Lawrence Massa, president of the MHA, sent a letter to lawmakers Wednesday saying that the cuts would likely cause hospitals and clinics to eliminate or scale back their training programs.

"Minnesota's primary care workforce will wither while the need for these services skyrockets as more and more seniors need care," Massa wrote.

The largest hospitals stand to lose the most money from the MERC cuts, although smaller clinics could feel the impact of the cuts more due to lower overall operating budgets.

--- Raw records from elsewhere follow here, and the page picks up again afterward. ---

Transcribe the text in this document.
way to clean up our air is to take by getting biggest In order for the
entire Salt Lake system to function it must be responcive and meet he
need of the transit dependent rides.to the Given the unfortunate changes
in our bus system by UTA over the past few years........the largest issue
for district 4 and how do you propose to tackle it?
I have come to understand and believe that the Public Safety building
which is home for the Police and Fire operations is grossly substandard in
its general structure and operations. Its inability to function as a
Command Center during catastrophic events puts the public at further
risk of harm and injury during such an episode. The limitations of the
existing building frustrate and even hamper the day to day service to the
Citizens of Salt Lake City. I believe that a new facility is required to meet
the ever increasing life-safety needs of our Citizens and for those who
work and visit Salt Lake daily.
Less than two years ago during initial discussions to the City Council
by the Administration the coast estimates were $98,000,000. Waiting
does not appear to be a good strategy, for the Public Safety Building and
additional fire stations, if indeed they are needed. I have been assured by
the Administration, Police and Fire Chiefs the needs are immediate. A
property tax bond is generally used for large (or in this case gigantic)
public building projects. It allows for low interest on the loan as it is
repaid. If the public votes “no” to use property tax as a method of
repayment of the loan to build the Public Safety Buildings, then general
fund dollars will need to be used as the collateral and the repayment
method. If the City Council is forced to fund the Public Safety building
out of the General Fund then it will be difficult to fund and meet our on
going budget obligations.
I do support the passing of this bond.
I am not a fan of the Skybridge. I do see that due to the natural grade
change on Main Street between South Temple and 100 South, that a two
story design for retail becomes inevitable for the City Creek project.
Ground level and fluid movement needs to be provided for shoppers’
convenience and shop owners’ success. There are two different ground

The MHA released spreadsheets this week calculating how much the MERC losses and other cuts would affect hospitals. It found that Hennepin County Medical Center would lose the most from the MERC cuts — about $14.4 million over the next two years. Other hospitals facing significant losses from MERC cuts include Regions Hospital, at $7.2 million, St. Mary's Hospital in Rochester, at $4.2 million, and St. Cloud Hospital, at $2.9 million.

Koppel, of the University of Minnesota's Academic Health Center, said that other cuts to the Health and Human Services budget make the MERC cuts worse. The Minnesota Hospital Association has said the budget will result in the loss of $931 million for hospitals in the next two fiscal years.